Résilience et peur sur les rails ukrainiens face à la menace russe

Dans un contexte de guerre, les cheminots font preuve d’un courage exceptionnel.
Résilience et peur sur les rails ukrainiens face à la menace russe
©Handout, AFP - Photo prise et fournie par les secours ukrainiens le 27 janvier 2026, montrant un train ukrainien en flammes après une frappe russe dans la région de Karkhiv (nord-est de l'Ukraine)

"La peur est omniprésente, mais il faut avancer" : des cheminots, témoins d'une attaque meurtrière russe sur un train de passagers, partagent leur expérience avec détermination, soulignant l'importance vitale du réseau ferroviaire en Ukraine.

"Tout s'est joué en un instant", se remémore Anatoliï Tymotsko, chef du train 104 reliant l'est à l'ouest du pays. Le 27 janvier, alors qu'il circulait dans la région de Kharkiv (nord-est), il a aperçu trois drones russes suivre son convoi et a immédiatement demandé à l'équipage de préparer l'évacuation des 223 passagers.

Malheureusement, l'alerte est arrivée trop tard : l'un des drones a touché les rails, provoquant un arrêt d'urgence, tandis qu'un autre a frappé la voiture 16, faisant cinq victimes, d'après les récits de M. Tymotsko.

Des attaques sur les chemins de fer ukrainiens, bien que fréquentes depuis le début de l'invasion en 2022, avaient déjà coûté la vie à de nombreux civils, comme lors de la tragique frappe de la gare de Kramatorsk, qui avait causé plus de 60 morts.
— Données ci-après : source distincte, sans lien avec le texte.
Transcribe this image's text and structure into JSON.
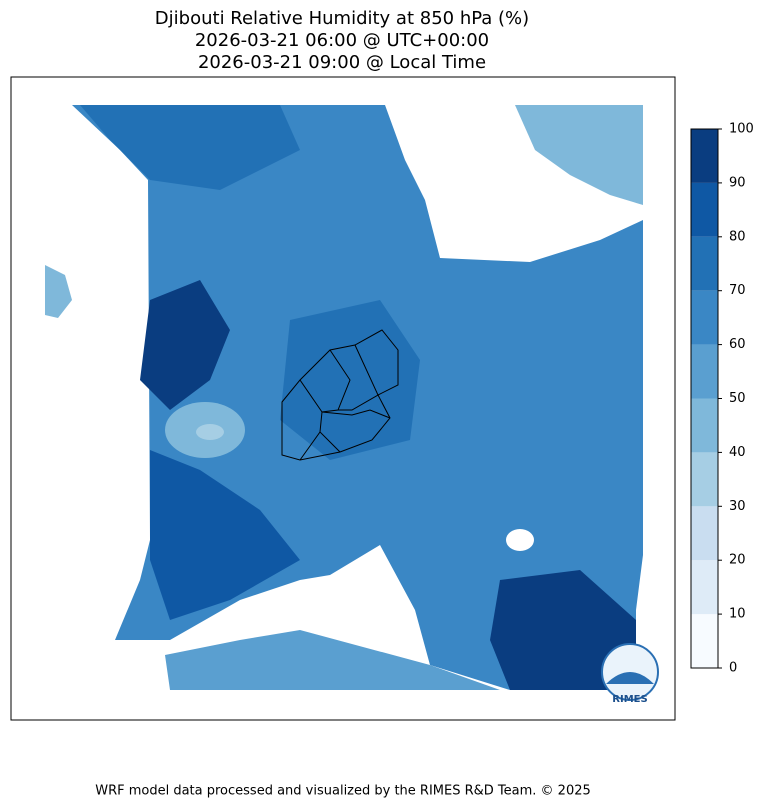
{
  "title": [
    "Djibouti Relative Humidity at 850 hPa (%)",
    "2026-03-21 06:00 @ UTC+00:00",
    "2026-03-21 09:00 @ Local Time"
  ],
  "colorbar": {
    "ticks": [
      0,
      10,
      20,
      30,
      40,
      50,
      60,
      70,
      80,
      90,
      100
    ],
    "colors": [
      "#f7fbff",
      "#deebf7",
      "#c9ddf0",
      "#a6cee4",
      "#7fb8da",
      "#5a9fd0",
      "#3a87c5",
      "#2271b5",
      "#0f58a4",
      "#0a3d80"
    ]
  },
  "logo": "RIMES",
  "footer": "WRF model data processed and visualized by the RIMES R&D Team. © 2025"
}
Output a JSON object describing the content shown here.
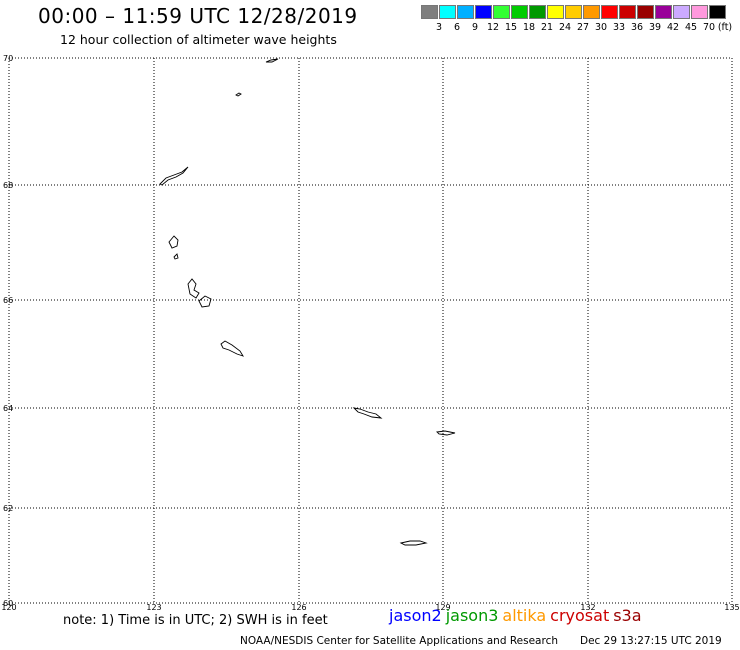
{
  "header": {
    "title": "00:00 – 11:59 UTC 12/28/2019",
    "subtitle": "12 hour collection of altimeter wave heights"
  },
  "color_scale": {
    "unit_label": "(ft)",
    "bins": [
      {
        "label": "3",
        "color": "#7f7f7f"
      },
      {
        "label": "6",
        "color": "#00ffff"
      },
      {
        "label": "9",
        "color": "#00b0ff"
      },
      {
        "label": "12",
        "color": "#0000ff"
      },
      {
        "label": "15",
        "color": "#33ff33"
      },
      {
        "label": "18",
        "color": "#00cc00"
      },
      {
        "label": "21",
        "color": "#009900"
      },
      {
        "label": "24",
        "color": "#ffff00"
      },
      {
        "label": "27",
        "color": "#ffcc00"
      },
      {
        "label": "30",
        "color": "#ff9900"
      },
      {
        "label": "33",
        "color": "#ff0000"
      },
      {
        "label": "36",
        "color": "#cc0000"
      },
      {
        "label": "39",
        "color": "#990000"
      },
      {
        "label": "42",
        "color": "#990099"
      },
      {
        "label": "45",
        "color": "#ccaaff"
      },
      {
        "label": "70",
        "color": "#ff99dd"
      },
      {
        "label": "",
        "color": "#000000"
      }
    ]
  },
  "map": {
    "lon_labels": [
      "120",
      "123",
      "126",
      "129",
      "132",
      "135"
    ],
    "lat_labels": [
      "70",
      "68",
      "66",
      "64",
      "62",
      "60"
    ],
    "grid": "dotted"
  },
  "note": "note: 1) Time is in UTC; 2) SWH is in feet",
  "satellites": [
    {
      "name": "jason2",
      "color": "#0000ff"
    },
    {
      "name": "jason3",
      "color": "#009900"
    },
    {
      "name": "altika",
      "color": "#ff9900"
    },
    {
      "name": "cryosat",
      "color": "#cc0000"
    },
    {
      "name": "s3a",
      "color": "#990000"
    }
  ],
  "footer": {
    "credit": "NOAA/NESDIS Center for Satellite Applications and Research",
    "timestamp": "Dec 29 13:27:15 UTC 2019"
  }
}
Ces incidents rappellent l'importance cruciale des transports ferroviaires en période de guerre.

Des images de la voiture en feu circulant sur les réseaux sociaux ont créé une onde de choc, illustrant la détresse des passagers, dont une mère fuyant avec son enfant dans la neige.

Lors d'une cérémonie à la gare centrale de Kiev en hommage aux "héros du fer", M. Tymotsko et Olga Terletska, hôtesse de wagon-lit, ont ouvert leur cœur à l'AFP.

- "Se sentir impuissante" -

L'enchaînement des events fut chaotique : une attaque initiale, un freinage d'urgence, l'évacuation des passagers, suivie d'une seconde frappe mortelle. "Le chef a crié +Olga, ils vont attaquer! Prépare les passagers!+", se souvient Olga, cheminote depuis 23 ans.

"Nous avons trouvé refuge sous les arbres, avec le froid perçant et la peur. Voir ce wagon brûler sans rien pouvoir faire est extrêmement éprouvant," confie-t-elle.

Rapidement, l'équipage et les secours ont réussi à éloigner la voiture touchée et à évacuer les passagers vers d'autres wagons encore en marche, en direction de Lozova.

Oleksandre Pertsovsky, directeur de la compagnie ferroviaire, précise que les attaques ont un objectif stratégique clair : "couper certaines zones du pays" et "instiller la peur" chez les Ukrainiens, rendant des centaines de milliers de personnes dépendantes de leur mobilité.

"L'ennemi vise à détruire cette ligne de vie que constitue le chemin de fer ukrainien," conclut-il lors de son échange avec l'AFP.

- "Un devoir" -

Avec 23 000 km de voies, le réseau ferroviaire ukrainien, le troisième plus étendu d'Europe, est vital depuis le début de l'invasion. Avec les routes impraticables à cause des bombardements, le train est devenu le seul moyen de transport sûr vers et depuis le pays.

Le train 104 opère entre Lviv, ville de l'Ouest, et Barvinkové, située à environ 70 km de la ligne de front.

Après cette attaque tragique, l'équipage a été mis au repos, prêt à reprendre le service le 7 février. Anatoliï Tymotsko, un ex-militaire ayant servi entre 2022 et 2024, admet que la peur l'accompagne mais il insiste : "C'est notre devoir de continuer au péril de nos vies."

Olga partage ses inquiétudes mais souligne l'unité parmi les cheminots : "Nous sommes une famille, chacun prend soin de l'autre. Personne n'est laissé de côté en cas de crise."

À la gare de Kiev, Volodymyr, 42 ans, se précipitait pour prendre le train vers Chostka, où sa famille l'attendait. "Ma femme est hospitalisée, il n’y a pas de chauffage à la maison et mes trois jeunes enfants dépendent de moi. Le train est ma seule option", confiait-il, la voix chargée d'émotion.